The BBC reports that about 500 people marched yesterday in the St Andrew’s Day Anti-Racism March, organized by the Scottish Trades Union Congress, to mark the anniversary of the British act to abolish the trade. I have to wonder as I do each time I read about anti-racism rallies outside the U.S. why there are no similar events organized on this side of the Atlantic. Perhaps it is the partly due to the fact that so few Americans really know the history of the transatlantic slave trade, or the debates in the U.S. about it, including the following quote from Abraham Lincoln in 1858:
“I am not, nor ever have been in favor of bringing about the social or political equality of the white and black races – I am not … in favor of making voters or jurors of Negroes, nor of qualifying them to hold office, nor to inter-marry with white people.”
“There is a physical difference between the white and black races which I believe will forever forbid the two races living together on terms of social and political equality.”

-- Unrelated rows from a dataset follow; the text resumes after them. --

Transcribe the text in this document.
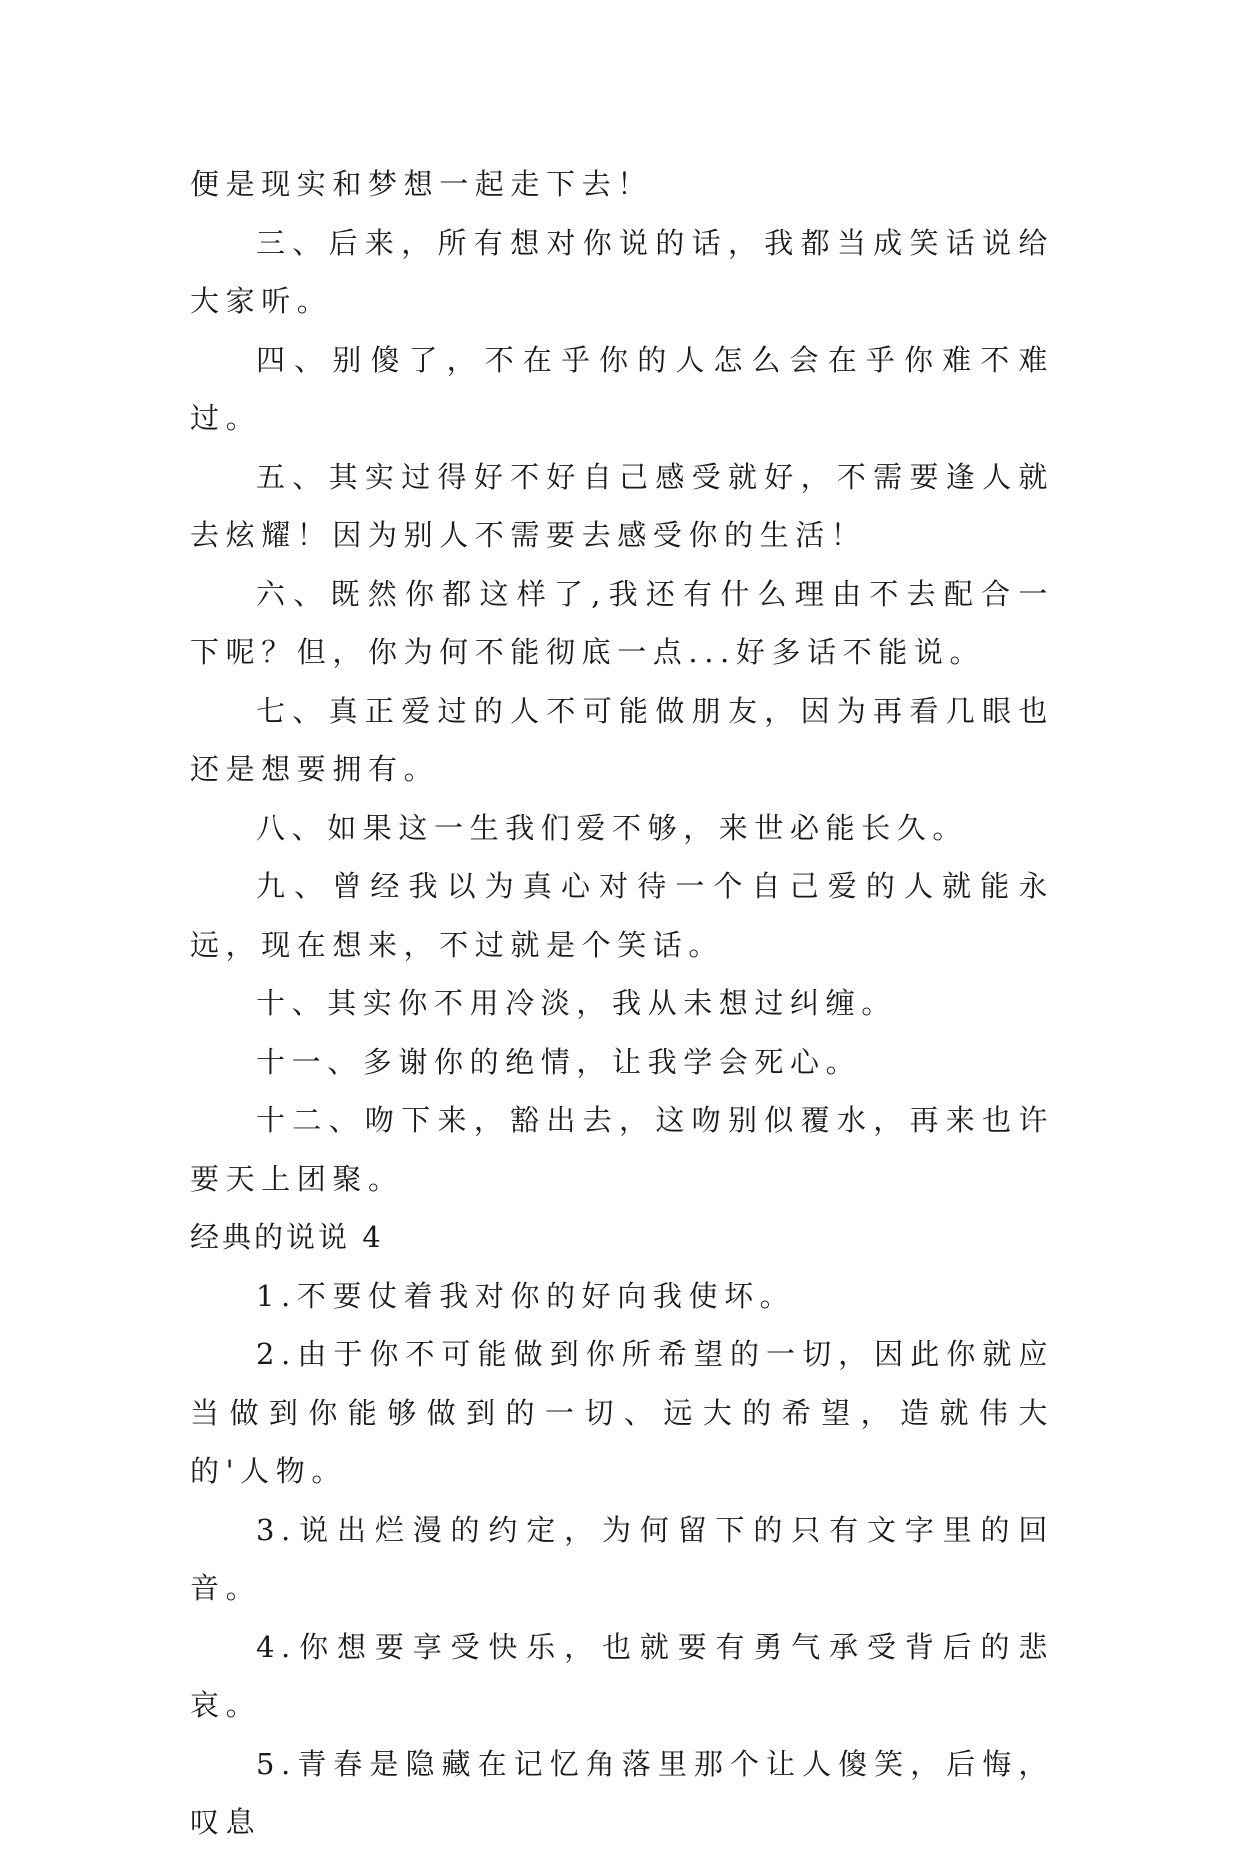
便是现实和梦想一起走下去！

三、后来，所有想对你说的话，我都当成笑话说给大家听。

四、别傻了，不在乎你的人怎么会在乎你难不难过。

五、其实过得好不好自己感受就好，不需要逢人就去炫耀！因为别人不需要去感受你的生活！

六、既然你都这样了,我还有什么理由不去配合一下呢？但，你为何不能彻底一点...好多话不能说。

七、真正爱过的人不可能做朋友，因为再看几眼也还是想要拥有。

八、如果这一生我们爱不够，来世必能长久。

九、曾经我以为真心对待一个自己爱的人就能永远，现在想来，不过就是个笑话。

十、其实你不用冷淡，我从未想过纠缠。

十一、多谢你的绝情，让我学会死心。

十二、吻下来，豁出去，这吻别似覆水，再来也许要天上团聚。

经典的说说 4

1.不要仗着我对你的好向我使坏。

2.由于你不可能做到你所希望的一切，因此你就应当做到你能够做到的一切、远大的希望，造就伟大的'人物。

3.说出烂漫的约定，为何留下的只有文字里的回音。

4.你想要享受快乐，也就要有勇气承受背后的悲哀。

5.青春是隐藏在记忆角落里那个让人傻笑，后悔，叹息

And, then again, in 1862, while President Lincoln said:
“If I could save the Union without freeing any slaves, I would do it, and if I could do it by freeing all the slaves, I would do it, and if I could do it by freeing some and leaving others alone, I would do that also. What I do about slavery and the colored race, I do because I believe it helps to save this Union.”
(Thanks to Richard Woodley at The Fifth Column for reminding me of these quotes.)
It seems to me that what Lincoln shares with some of the contemporary advocates of racial inequality, biological and otherwise, is what historian George Fredrickson calls the arrogance of race.